Grand Théâtre, 30 octobre
Ce Pelléas fait partie des spectacles flamands « invités » par Aviel Cahn pour sa dernière saison en tant que directeur du Grand Théâtre de Genève. Sept ans après sa création à Anvers, force est de constater que l’abondance de biens nuit toujours autant à cette production signée des chorégraphes Sidi Larbi Cherkaoui et Damien Jalet. En effet, ni la scénographie de Marina Abramović ni les costumes d’Iris van Herpen ne semblent trouver une cohérence fructueuse avec un symbolisme à la sauce cosmique, avec cristaux New Age. Passé au laminoir d’une grammaire chorégraphique et vidéo peu pertinente sur la durée, le spectacle laisse au spectateur le sentiment d’une vaste parenthèse à la fois hétéroclite et ennuyeuse. « Est-ce beau ? Est-ce kitsch ? Peut-être les deux à la fois » se lamentait fort justement Mehdi Mahdavi dans son article en 2018 (voir O. M. n° 137 p. 34).
Premières victimes de cet esthétisme étouffant et stérile, les interprètes peinent à habiter vraiment cet univers glacial. Certains d’entre eux cherchent, dans une forme d’isolement et de concentration sur leurs qualités intrinsèques d’acteurs, un viatique capable de rendre crédible une présence en scène qui confine parfois à une version concertante. On notera également que Mari Eriksmoen et Leigh Melrose (déjà Mélisande et Golaud dans la distribution d’origine) réussissent à faire mentir l’adage selon lequel seuls des chanteurs francophones seraient capables de rendre hommage à la finesse de diction et à la clarté du texte. Mais tout n’est pas idéal pour autant : à commencer par cette façon qu’a le baryton de forcer le trait d’une palette timbrique souvent rugueuse pour donner à Golaud une expressivité volontiers grinçante et tendue qui finit par atténuer la complexité du personnage. Mari Eriksmoen semble quant à elle avoir gagné en densité et en présence. La ligne vocale s’est étoffée et compose une héroïne qui n’est plus un être évanescent mais une femme à la fois mystérieuse et incarnée, traversée par des émotions contradictoires. Nouveau venu dans cette reprise, Björn Bürger prête à Pelléas une lumière juvénile et un art de la nuance remarquables. Son excellence du timbre et de la diction s’ajoute à une expressivité de premier plan. Tout concourt ici à dessiner un personnage sincère et lumineux, dont la candeur contraste avec la Mélisande plus sombre et plus énigmatique d’Eriksmoen. La Geneviève de Sophie Koch peine à trouver un équilibre convaincant entre distance et émotion, soulignant avec excès la résignation douce-amère des inflexions qui émaillent la lecture de la lettre. Nicolas Testé est un Arkel à l’autorité apaisée, avec une profondeur de timbre et une musicalité qui font de lui un modèle de naturel expressif. Saluons l’assise impeccable du Berger et du Médecin de Mark Kurmanbayev ainsi que la fraîcheur de ton et la sincérité irrésistibles de Charlotte Bozzi en Yniold.

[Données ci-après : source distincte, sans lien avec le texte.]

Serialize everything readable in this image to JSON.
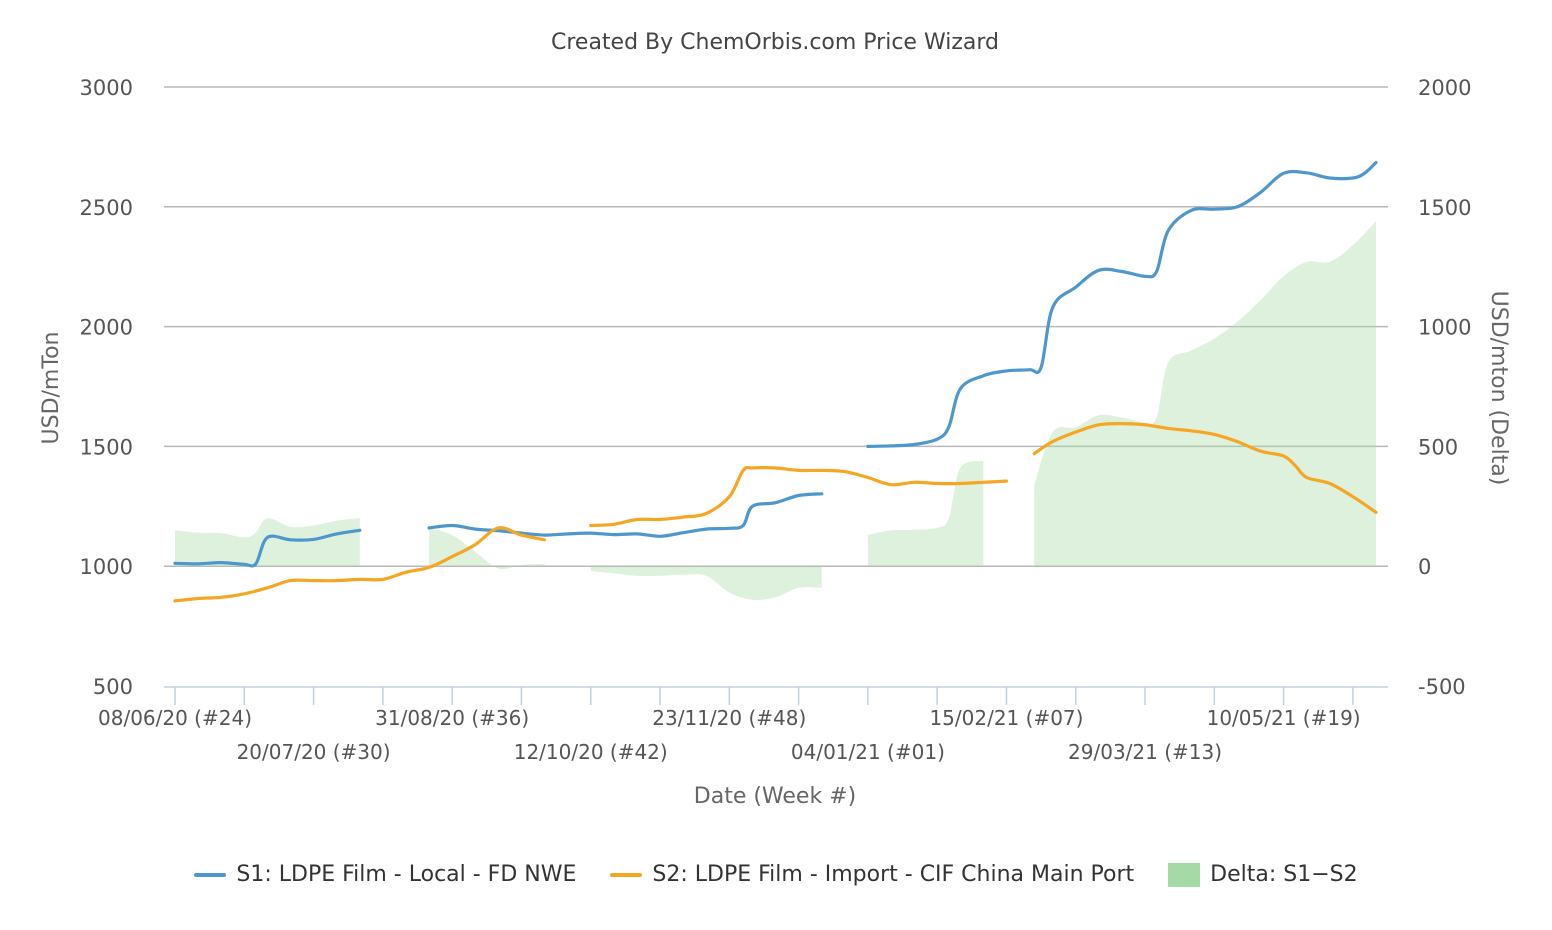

À la tête de l’Orchestre de la Suisse Romande, Juraj Valčuha déploie des trésors d’invention et de nuances pour envelopper le plateau d’un écrin musical de haute tenue – avec une transparence et une souplesse de son admirables dans la petite harmonie et des cuivres aux couleurs chaudes qui soulignent la richesse d’une partition que le chef slovaque aborde avec précision et poésie. L’équilibre entre texte et orchestre, l’attention portée aux contrastes, la fluidité des transitions et le soin du détail harmonique font émerger un Debussy dramatique et sensuel, d’une intensité continue sans jamais forcer l’effet.